Tommy Hodgins hit it on the head that tis' not so much about not using it, as treating it as your last resort.
IF you "need" it on your on-site code it is probably that there is something wrong with your HTML, how you applied classes/ID's, or with the rest of the CSS. Such problems are extremely commonplace when you get into things like the specificity HELL created by the OOCSS mentality -- slopping classes all over the place based on what you want it to look like instead of what things ARE. It is to that end that most -- if not every -- HTML frameworks are ignorant incompetent garbage since by their very nature they paint you into corners where you may end up resorting to it rather than editing the framework itself.
Just ANOTHER reason I consider HTML/CSS frameworks the pinnacle of developer ineptitude.
One place they are extremely useful though is in user.css -- or client side style -- or whatever the hell else people are calling it this year. Using browser extensions like stylish you can override the designers choices with your own making sites that would usually be a pain in the ass to use be useful again. Just look at the garbage white-on-blue of the "post answer" button and utter chazerei mental midgetry of white-on-green for "submit question" here on Hashnode. It's far easier to just hit those with !important than to dig into the HTML and CSS for the precise specificity -- same often goes for font-sizes such as the inaccessible trash forum software like vBull or Xenforo crap their own bed with.

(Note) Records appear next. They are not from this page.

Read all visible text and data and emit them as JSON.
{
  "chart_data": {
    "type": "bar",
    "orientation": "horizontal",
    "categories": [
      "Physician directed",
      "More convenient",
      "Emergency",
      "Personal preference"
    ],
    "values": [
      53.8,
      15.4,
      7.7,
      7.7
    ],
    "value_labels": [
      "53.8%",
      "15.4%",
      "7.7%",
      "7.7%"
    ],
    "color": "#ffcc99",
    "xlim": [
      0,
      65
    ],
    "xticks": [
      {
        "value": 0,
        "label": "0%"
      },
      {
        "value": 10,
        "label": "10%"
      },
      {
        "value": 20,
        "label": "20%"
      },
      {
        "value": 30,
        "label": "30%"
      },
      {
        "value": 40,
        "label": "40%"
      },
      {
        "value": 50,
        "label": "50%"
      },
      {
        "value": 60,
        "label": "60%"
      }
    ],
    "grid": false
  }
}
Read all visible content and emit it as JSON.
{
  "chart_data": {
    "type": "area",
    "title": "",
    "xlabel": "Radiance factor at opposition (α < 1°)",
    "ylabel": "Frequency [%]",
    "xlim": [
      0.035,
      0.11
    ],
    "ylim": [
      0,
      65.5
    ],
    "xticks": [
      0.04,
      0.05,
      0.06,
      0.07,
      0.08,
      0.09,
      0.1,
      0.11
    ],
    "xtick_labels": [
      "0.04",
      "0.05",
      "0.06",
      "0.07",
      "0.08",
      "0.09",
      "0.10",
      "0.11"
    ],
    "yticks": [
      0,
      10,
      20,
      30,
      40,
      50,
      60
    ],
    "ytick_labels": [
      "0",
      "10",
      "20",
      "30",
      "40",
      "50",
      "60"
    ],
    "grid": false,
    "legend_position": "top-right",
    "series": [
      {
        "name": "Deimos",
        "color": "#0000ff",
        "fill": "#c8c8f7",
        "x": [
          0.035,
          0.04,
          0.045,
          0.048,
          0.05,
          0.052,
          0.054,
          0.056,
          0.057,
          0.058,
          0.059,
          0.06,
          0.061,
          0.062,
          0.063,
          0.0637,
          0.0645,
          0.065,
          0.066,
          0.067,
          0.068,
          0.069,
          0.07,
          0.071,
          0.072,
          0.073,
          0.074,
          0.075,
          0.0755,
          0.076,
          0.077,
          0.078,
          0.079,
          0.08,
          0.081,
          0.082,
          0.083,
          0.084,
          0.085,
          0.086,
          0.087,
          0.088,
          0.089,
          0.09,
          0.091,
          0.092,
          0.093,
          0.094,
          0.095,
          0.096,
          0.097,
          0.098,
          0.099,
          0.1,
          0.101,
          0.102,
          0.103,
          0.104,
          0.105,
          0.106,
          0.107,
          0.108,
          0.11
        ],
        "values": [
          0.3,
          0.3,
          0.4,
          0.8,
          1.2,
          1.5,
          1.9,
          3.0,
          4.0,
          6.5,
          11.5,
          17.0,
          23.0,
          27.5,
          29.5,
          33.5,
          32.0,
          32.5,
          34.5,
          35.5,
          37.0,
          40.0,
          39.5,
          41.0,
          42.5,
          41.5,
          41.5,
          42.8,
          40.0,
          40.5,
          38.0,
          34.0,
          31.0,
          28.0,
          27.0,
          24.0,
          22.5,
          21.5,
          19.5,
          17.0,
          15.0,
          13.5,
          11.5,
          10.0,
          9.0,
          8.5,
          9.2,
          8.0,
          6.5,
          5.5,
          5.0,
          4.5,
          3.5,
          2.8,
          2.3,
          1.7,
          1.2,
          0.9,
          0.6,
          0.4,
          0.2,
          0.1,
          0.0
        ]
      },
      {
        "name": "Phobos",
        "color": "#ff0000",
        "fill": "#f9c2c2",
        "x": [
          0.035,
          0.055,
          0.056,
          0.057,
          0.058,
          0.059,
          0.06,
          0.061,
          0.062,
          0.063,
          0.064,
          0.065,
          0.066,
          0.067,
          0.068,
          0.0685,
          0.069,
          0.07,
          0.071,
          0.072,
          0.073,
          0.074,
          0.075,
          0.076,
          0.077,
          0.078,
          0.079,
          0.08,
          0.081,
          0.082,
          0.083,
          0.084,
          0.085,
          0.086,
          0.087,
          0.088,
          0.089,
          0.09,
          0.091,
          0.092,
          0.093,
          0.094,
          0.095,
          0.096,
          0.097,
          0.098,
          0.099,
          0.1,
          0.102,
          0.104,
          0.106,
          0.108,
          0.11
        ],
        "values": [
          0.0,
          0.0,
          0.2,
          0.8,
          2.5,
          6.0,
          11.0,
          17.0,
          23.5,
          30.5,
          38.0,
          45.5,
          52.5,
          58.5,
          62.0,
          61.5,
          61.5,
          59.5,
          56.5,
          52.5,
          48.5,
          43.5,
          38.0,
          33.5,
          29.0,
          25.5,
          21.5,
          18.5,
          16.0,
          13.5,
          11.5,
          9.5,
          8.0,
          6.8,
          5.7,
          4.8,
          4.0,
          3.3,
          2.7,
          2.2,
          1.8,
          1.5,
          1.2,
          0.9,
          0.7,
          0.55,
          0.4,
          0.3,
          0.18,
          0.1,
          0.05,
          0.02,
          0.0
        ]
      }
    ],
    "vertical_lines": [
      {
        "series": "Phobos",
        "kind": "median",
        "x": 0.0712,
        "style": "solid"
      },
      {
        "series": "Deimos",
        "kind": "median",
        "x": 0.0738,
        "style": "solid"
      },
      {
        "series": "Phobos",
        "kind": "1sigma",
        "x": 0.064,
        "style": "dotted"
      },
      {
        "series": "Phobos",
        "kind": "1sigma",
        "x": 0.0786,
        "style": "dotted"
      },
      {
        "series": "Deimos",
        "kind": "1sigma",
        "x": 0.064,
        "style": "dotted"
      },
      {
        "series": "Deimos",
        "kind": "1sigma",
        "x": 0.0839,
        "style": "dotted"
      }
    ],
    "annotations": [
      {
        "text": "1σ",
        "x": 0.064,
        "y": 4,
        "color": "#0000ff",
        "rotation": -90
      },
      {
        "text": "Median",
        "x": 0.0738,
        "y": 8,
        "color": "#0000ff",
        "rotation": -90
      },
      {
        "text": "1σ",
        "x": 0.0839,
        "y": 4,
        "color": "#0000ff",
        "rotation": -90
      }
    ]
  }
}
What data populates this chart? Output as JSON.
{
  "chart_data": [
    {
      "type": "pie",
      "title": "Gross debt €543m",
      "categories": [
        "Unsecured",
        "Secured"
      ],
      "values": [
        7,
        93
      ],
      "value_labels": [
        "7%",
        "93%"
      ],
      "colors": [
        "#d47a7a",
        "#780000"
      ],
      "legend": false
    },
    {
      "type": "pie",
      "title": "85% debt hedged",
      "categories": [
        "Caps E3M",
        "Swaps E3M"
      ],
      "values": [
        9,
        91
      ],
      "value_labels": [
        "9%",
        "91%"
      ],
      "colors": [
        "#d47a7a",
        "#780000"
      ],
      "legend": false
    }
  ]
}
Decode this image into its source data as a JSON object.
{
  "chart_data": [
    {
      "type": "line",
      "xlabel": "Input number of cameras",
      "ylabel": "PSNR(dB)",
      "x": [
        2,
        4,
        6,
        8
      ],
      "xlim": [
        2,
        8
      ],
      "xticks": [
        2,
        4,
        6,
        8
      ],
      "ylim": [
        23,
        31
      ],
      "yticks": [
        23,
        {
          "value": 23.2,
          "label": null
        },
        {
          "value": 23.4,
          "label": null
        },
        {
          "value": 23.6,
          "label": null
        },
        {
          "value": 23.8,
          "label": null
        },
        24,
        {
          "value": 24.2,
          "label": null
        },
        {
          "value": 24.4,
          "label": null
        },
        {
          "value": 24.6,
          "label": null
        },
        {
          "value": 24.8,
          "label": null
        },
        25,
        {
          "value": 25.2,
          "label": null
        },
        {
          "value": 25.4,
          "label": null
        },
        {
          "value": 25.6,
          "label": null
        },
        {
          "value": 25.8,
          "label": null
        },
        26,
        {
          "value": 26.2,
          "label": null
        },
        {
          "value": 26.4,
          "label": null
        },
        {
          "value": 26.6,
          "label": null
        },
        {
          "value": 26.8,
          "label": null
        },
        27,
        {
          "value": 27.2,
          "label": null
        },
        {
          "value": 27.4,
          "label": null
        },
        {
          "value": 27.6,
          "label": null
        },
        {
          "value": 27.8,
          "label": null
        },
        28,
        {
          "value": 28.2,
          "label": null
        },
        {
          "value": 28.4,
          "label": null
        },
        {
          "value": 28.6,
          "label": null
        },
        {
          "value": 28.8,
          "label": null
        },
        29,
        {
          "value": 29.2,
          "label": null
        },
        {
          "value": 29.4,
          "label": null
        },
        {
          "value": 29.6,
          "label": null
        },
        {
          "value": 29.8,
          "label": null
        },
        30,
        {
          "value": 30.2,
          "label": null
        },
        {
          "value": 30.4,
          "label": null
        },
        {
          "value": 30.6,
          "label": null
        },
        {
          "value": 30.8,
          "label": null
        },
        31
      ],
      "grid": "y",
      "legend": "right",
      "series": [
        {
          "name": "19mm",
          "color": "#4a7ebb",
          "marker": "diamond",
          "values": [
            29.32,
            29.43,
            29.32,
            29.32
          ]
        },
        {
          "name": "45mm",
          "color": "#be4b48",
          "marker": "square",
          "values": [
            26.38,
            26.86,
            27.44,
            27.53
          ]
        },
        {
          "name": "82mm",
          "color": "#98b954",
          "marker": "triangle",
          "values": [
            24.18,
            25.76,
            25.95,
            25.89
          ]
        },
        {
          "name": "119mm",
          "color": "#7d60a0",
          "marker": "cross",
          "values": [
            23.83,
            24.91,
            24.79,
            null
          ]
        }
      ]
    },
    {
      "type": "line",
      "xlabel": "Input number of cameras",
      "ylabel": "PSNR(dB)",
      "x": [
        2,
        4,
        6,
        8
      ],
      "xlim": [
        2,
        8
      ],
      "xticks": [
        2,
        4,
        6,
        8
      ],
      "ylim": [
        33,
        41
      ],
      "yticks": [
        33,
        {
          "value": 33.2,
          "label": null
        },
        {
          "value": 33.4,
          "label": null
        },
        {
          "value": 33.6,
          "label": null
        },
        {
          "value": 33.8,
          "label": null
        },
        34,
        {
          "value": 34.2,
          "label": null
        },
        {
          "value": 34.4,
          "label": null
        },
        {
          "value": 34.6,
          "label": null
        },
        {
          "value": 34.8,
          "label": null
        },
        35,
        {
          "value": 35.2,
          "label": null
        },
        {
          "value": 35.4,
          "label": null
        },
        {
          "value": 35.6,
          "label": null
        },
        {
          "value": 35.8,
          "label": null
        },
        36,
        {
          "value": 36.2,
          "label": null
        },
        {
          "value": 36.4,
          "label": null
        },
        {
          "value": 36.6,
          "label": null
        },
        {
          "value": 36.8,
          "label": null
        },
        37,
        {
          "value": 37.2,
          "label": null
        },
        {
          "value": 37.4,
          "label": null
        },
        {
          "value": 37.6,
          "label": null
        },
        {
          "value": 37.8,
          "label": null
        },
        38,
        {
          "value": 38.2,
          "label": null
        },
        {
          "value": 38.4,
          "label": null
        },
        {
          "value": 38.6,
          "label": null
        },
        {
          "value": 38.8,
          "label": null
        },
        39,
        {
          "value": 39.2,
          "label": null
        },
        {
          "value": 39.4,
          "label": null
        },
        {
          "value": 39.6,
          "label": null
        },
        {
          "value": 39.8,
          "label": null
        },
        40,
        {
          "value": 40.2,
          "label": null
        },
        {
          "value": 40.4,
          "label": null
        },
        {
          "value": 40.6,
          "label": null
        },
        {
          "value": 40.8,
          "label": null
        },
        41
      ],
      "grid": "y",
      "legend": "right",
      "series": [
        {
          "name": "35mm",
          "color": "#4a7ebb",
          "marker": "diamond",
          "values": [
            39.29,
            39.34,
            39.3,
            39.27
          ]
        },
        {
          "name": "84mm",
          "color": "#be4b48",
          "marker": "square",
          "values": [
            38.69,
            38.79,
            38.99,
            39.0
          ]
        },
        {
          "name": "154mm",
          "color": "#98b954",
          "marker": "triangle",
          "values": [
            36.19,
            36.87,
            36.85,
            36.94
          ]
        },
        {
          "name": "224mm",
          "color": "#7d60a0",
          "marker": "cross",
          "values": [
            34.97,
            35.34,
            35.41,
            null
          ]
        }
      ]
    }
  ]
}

When making your custom cleint-side user.css to override the site's styles it's often simpler to just:
* {
font-size:100% !important;
line-height:140% !important;
}
body {
min-width:752px !important;
max-width:76em !important;
width:95% !important;
margin:0 auto !important;
font:normal 100%/140% arial,helvetica,sans-serif !important;
}
... than it is to screw around hitting every stupid random size change and mouth-breathing asshat px font declaration or track down all the various random ID's and classes that get thrown in from page to page to page.
My rule of thumb is that if I have to use it in the site's style, there's something wrong with the specificity. By avoiding using it on-page I make it easier for the visitor to use tools like Stylish to use !important to override my choices if so desired.
Tear my site into pizza, this is my plastic fork.